De regresso à zona ribeirinha, com passagem pelo verdejante Parque de Santa Catarina, a entrada para o centro do município fez-se pelo local outrora apropriado para o efeito, ou seja, atravessando o Portão dos Varadouros (Portas da Cidade). Construídas em 1689, no tempo do governador D. Lourenço de Almeida, as Portas da Cidade integravam a muralha defensiva do Funchal e davam acesso ao varadouro de barcos na praia do calhau, na actual Avenida do Mar. Foram demolidas em Maio de 1911, tal como grande parte das antigas muralhas (já sem utilidade militar para a época), na sequência da adaptação da baixa da cidade ao automóvel. A sua reposição no mesmo local teve lugar em 2004, no âmbito das comemorações dos 500 anos do Funchal.

Portão dos Varadouros (Portas da Cidade), Funchal.

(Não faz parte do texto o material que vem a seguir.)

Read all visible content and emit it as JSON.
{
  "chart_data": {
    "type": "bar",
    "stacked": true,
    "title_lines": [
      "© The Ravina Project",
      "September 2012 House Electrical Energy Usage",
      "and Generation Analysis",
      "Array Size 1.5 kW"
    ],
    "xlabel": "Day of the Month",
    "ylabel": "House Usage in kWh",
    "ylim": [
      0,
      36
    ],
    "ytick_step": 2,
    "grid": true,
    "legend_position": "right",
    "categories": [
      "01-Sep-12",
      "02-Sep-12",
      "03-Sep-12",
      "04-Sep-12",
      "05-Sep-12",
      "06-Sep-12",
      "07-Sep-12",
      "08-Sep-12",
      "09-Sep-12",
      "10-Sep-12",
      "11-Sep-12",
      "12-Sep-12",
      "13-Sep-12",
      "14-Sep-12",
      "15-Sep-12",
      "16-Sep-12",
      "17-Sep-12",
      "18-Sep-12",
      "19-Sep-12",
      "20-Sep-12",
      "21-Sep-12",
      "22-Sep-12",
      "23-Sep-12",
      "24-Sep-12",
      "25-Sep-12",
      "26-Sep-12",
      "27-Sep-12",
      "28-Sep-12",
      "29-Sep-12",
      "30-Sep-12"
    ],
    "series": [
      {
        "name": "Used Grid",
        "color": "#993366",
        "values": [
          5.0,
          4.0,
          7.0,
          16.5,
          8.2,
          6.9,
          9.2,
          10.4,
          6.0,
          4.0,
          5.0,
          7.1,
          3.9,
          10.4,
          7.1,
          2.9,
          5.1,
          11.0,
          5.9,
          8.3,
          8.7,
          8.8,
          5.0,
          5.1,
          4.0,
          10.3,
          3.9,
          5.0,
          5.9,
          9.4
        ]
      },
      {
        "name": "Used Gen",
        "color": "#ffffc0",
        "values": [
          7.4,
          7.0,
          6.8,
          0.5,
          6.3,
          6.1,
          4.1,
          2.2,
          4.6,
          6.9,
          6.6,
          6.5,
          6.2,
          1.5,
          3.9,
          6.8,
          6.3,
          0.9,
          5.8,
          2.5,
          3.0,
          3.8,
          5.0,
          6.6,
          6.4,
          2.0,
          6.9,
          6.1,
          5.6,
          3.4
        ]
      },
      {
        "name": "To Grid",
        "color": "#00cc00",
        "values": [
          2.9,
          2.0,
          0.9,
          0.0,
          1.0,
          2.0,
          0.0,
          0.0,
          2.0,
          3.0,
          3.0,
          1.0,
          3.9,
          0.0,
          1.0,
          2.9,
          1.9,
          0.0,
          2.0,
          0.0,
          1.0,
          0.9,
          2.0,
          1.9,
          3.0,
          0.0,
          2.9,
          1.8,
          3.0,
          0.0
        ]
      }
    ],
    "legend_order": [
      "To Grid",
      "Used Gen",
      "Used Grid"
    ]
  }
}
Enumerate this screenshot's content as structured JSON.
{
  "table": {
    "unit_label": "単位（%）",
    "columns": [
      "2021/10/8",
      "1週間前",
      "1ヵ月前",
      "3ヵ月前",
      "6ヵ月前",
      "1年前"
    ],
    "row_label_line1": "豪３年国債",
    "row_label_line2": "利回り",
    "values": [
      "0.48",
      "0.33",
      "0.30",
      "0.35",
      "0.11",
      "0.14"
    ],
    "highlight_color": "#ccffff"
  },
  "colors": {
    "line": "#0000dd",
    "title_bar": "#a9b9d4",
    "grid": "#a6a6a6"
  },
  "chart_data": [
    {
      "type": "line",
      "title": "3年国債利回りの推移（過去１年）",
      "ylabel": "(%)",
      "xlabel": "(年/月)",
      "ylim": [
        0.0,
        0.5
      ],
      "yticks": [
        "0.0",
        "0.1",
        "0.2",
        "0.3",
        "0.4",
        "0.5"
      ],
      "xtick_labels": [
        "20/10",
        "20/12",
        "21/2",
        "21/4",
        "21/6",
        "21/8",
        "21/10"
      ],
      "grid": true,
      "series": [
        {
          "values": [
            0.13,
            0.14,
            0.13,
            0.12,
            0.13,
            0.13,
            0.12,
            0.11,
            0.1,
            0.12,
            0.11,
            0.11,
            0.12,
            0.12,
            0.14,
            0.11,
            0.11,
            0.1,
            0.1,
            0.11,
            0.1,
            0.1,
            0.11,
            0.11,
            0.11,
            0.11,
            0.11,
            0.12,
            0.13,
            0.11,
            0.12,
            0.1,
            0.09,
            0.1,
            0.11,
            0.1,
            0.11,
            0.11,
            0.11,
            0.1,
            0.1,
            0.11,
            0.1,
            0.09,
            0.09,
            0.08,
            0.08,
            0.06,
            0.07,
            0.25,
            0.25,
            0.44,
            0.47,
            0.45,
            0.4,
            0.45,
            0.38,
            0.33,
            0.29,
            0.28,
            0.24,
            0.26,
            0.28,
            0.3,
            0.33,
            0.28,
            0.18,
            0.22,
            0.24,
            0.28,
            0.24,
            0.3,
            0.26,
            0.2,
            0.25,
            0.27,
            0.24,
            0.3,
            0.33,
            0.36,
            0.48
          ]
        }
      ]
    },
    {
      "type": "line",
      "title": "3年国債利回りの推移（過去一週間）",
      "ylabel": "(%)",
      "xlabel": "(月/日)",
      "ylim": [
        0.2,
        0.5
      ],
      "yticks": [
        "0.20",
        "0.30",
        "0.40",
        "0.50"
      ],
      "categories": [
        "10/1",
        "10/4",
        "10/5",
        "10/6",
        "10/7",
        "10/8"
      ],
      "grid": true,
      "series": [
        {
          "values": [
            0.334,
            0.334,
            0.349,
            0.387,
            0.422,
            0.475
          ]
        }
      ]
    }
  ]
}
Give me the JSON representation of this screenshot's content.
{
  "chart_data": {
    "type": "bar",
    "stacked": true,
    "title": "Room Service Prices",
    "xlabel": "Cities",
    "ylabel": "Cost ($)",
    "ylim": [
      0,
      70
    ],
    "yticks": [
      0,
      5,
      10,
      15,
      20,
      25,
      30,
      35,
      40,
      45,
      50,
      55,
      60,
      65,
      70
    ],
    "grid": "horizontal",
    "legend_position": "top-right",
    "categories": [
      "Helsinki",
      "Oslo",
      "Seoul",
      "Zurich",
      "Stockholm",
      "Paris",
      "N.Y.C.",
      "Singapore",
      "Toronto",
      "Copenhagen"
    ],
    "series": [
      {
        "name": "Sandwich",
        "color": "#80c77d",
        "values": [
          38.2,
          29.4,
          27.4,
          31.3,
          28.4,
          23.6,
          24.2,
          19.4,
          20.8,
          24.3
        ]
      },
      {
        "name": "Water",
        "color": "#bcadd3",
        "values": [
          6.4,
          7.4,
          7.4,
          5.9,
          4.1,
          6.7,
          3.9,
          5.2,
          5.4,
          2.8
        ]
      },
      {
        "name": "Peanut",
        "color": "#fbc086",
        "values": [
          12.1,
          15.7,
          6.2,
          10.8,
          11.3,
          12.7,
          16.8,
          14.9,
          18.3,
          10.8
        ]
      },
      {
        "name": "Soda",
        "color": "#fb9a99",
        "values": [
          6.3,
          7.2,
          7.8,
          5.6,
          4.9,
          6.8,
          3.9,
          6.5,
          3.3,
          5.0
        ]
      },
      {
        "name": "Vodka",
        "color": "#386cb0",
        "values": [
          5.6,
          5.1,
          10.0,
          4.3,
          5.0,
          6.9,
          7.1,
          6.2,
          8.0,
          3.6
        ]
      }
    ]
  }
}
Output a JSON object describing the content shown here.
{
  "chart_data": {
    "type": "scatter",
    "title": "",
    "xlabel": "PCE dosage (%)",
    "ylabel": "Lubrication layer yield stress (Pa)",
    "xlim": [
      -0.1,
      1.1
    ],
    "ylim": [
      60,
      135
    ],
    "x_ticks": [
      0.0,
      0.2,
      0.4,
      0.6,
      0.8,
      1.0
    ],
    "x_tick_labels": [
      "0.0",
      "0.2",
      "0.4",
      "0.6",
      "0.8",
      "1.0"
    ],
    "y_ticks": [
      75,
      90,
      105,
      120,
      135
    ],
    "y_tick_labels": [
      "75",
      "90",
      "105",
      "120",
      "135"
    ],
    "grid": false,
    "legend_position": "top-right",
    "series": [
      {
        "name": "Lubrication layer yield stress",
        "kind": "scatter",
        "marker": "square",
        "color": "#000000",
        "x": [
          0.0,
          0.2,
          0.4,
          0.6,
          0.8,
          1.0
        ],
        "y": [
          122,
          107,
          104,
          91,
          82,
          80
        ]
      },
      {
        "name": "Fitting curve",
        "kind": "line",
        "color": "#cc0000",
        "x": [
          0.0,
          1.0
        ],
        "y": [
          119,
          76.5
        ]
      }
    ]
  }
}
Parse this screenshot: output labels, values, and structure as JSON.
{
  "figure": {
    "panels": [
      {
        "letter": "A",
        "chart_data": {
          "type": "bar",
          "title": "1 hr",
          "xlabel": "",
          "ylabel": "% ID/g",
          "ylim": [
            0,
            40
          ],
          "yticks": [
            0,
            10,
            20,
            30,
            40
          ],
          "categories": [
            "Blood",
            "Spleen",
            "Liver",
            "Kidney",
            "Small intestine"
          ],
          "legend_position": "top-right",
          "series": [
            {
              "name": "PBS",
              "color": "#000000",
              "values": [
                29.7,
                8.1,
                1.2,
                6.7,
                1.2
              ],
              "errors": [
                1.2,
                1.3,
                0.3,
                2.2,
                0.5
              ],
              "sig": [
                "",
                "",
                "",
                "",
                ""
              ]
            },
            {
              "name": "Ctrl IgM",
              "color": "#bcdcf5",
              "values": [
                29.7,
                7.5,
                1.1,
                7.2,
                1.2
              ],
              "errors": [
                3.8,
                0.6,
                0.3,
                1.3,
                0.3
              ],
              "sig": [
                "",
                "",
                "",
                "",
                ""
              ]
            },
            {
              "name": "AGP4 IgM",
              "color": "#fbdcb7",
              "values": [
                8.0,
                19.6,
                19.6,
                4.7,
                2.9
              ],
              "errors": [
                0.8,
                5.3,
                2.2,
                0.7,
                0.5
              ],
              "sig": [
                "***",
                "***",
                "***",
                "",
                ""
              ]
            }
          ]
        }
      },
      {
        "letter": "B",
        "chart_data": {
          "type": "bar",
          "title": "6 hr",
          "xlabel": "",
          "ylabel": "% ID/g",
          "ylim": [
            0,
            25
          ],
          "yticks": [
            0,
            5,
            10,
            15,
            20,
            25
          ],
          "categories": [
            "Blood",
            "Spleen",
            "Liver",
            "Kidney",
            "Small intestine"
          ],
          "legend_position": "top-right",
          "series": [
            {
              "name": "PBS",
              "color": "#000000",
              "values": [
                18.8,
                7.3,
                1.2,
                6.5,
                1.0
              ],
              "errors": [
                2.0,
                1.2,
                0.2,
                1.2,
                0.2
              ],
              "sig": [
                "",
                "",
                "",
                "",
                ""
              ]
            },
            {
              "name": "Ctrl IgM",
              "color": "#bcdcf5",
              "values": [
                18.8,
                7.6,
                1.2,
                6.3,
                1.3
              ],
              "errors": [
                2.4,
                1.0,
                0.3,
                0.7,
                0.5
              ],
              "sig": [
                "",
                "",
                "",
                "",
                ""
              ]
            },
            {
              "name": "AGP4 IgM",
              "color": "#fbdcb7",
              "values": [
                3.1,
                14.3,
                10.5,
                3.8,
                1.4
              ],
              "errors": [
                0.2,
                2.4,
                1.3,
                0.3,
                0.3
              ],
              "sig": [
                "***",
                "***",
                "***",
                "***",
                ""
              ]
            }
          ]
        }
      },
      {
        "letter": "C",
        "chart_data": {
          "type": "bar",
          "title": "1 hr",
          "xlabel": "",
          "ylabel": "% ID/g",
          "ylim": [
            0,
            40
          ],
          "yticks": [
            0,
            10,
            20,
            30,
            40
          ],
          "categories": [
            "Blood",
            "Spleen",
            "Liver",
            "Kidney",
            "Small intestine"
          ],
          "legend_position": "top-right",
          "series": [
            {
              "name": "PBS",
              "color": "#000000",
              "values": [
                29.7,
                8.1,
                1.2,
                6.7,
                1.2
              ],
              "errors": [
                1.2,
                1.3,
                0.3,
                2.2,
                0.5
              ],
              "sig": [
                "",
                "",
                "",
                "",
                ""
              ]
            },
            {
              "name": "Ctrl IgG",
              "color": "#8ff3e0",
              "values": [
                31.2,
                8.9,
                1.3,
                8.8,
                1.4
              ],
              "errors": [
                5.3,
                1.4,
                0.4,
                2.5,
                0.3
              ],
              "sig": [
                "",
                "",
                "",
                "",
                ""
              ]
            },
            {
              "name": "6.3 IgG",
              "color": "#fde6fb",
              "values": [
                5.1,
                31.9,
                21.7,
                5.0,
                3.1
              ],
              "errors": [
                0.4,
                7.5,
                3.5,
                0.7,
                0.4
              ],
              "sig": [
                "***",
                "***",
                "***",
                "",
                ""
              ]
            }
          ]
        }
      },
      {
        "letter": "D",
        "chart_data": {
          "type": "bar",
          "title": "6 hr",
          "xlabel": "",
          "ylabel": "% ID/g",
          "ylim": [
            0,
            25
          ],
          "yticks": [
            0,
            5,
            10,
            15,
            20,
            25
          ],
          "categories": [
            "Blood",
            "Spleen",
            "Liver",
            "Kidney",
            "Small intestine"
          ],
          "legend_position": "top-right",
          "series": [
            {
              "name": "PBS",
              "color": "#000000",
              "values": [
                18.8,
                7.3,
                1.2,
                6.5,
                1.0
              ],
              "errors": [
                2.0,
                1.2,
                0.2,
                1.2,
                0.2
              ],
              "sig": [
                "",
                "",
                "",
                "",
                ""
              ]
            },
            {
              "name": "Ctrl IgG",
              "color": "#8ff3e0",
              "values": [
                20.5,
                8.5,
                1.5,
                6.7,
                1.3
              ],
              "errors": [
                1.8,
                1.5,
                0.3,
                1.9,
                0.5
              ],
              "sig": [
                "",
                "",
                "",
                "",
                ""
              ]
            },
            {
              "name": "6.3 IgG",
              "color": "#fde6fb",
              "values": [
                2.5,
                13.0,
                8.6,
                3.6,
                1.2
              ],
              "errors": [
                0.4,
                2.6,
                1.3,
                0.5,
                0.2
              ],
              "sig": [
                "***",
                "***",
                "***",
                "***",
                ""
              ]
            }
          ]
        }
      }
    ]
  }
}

Perto do Palácio de São Lourenço (fortaleza do séc. XVI e local da representação da República na Região Autónoma da Madeira) e junto ao edifício do Banco de Portugal, mais precisamente na intersecção das Avenidas Zarco e Arriaga, fica a estátua alusiva à figura histórica de João Gonçalves Zarco, um dos descobridores da Madeira e primeiro Capitão do Donatário do Funchal. Executada pelo escultor Francisco Franco em 1927 (a qual obteve a medalha de ouro na Exposição Ibero-Americana em Sevilha, em 1929) e com o projecto do pedestal a cargo do arquitecto Cristiano da Silva, o conjunto foi erguido em 1934.

Estátua de João Gonçalves Zarco junto ao edifício do Banco de Portugal.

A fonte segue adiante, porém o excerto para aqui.